Dreaming of an End

By: Dana
Summary: Merry waits in Minas Tirith.
Characters: Merry (with mention of others)
Pairings: None
Rating: G
Warnings: Angst Merry, Angst
Author's Notes: For sophinisba, on occasion of it... being Tuesday. ♥
This seems to be a lead-up for Upon a Field of Gold.
fanfic100 claim:
Prompt: Why? (#80). Words: 400
42/100.
Disclaimer: The author makes no claim to owning the rights of anything to do with J.R.R. Tolkien or New Line Cinema. Any and all characters and situations that have been borrowed are for the author's personal use only, and for the entertainment of others.


He dreams sometimes that Pippin won't come back, and Merry wants to tell himself, in waking, that he is being foolish, and overly so, losing himself to such despair. But despair is all he has now, and it has made a better companion than he could have made for either Faramir or Éowyn. It isn't like they need him, or ever will need him, no more than Pippin needs him, now. It isn't the first Merry's doubted his following after Frodo, even knowing he never could have let him go off on his own. It won't be the last, either.

Still, Frodo did go off, not on his own, but still without Merry – Frodo doesn't need him, just the same as Pippin doesn't need him, and Merry knows that he is altogether alone.
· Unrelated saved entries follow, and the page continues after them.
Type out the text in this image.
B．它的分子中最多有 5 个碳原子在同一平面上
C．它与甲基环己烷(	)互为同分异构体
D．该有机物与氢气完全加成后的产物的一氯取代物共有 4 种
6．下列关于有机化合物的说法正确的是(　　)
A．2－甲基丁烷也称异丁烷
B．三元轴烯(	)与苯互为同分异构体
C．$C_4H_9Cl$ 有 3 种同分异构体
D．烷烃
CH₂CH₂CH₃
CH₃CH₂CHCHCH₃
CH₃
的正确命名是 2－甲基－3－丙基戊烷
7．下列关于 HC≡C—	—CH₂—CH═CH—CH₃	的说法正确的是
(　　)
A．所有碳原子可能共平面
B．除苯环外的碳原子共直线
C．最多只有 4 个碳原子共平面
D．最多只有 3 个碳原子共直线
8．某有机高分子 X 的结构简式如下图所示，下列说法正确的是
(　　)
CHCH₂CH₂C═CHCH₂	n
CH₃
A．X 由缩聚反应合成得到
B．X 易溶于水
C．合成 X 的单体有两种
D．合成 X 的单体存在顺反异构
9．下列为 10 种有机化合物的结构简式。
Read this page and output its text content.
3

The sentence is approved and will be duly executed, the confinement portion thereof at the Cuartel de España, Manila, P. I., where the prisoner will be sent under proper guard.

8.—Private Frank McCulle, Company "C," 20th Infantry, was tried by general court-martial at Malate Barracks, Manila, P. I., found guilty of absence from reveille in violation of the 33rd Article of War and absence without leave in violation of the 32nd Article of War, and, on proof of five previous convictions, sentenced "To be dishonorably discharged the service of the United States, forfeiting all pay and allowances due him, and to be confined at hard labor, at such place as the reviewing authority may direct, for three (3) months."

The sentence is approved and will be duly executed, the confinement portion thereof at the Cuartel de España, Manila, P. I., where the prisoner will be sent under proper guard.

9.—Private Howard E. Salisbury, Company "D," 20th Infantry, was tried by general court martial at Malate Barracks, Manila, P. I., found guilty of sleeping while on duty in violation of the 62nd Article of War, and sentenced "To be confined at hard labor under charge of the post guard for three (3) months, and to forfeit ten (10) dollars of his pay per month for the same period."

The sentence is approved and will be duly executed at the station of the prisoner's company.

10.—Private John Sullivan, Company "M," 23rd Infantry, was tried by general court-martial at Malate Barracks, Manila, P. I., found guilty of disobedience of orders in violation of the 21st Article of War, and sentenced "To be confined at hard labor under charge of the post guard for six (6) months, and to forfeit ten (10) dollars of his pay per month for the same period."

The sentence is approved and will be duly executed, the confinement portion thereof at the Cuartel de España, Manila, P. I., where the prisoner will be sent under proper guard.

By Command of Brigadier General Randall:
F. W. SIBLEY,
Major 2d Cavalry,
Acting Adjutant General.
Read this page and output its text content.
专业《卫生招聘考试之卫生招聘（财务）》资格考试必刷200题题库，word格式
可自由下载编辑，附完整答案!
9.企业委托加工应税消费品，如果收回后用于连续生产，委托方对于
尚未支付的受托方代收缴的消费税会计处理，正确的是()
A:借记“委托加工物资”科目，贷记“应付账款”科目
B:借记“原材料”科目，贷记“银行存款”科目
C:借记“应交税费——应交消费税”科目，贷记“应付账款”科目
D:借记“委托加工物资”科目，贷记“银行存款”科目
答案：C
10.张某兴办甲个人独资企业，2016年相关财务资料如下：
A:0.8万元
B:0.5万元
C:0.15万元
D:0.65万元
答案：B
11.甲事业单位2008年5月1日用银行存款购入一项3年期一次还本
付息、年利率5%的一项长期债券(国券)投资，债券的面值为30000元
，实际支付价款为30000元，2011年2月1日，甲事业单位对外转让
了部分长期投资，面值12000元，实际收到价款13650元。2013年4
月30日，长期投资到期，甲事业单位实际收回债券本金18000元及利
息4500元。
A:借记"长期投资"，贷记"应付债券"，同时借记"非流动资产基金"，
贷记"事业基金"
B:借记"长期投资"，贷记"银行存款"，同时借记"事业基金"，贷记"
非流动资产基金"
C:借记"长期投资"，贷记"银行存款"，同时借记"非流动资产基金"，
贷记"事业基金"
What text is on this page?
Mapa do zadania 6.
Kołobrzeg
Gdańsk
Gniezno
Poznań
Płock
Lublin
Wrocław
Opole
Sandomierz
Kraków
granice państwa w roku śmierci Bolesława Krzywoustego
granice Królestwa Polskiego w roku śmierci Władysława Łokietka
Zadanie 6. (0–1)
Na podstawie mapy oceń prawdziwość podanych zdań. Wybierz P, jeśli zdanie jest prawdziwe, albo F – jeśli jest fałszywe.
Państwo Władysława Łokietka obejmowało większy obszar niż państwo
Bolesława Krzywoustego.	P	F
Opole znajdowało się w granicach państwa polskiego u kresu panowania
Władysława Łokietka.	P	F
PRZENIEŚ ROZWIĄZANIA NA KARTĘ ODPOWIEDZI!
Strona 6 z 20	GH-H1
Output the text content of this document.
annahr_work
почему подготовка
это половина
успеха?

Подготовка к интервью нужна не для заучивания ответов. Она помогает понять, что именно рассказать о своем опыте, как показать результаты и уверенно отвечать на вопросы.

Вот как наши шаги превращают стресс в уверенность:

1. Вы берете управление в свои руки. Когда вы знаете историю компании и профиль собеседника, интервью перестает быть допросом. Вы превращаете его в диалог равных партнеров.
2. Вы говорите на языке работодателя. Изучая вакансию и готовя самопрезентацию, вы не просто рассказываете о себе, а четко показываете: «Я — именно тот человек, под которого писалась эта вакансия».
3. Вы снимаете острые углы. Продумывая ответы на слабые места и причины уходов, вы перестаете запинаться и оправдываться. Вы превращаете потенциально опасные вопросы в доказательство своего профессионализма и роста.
Anyhow, he doesn't see what good he would have been for Frodo, though, or even for Pippin, and maybe it is best that Merry's been left behind, broken-hearted and alone. Now all the days are endless, or at least they haven't found a way to end, and Merry can't stop thinking about them, of Frodo and Sam, and of Pippin, and how he has failed them all.

He dreams sometimes that Pippin won't come back, and it wouldn't be any better if he had gone along with Pippin: but better they die together, than alone, and if Pippin dies then surely Merry will as well. But he dreams as well that Pippin does return, but that it's Frodo and Sam instead who have been lost, and his heart is broken still and there won't be any fixing that. And there are other dreams, of course, where he's dead already, dead all along, dead along with Théoden, and likely, Merry knows that really is how it should be.

He had lost hope that Frodo and Sam would make it through the fire, but word comes that they have and more, that they have succeeded in his task. Merry feels that he has failed them both again, having lost his hope: but hope has been too fragile a thing to keep hold of, and he would like to think that they would understand him, if only they knew. Pippin, though, Merry thinks that Pippin would have kept his hope until the end: and until he sees them all, all three of them, he will still count this an end.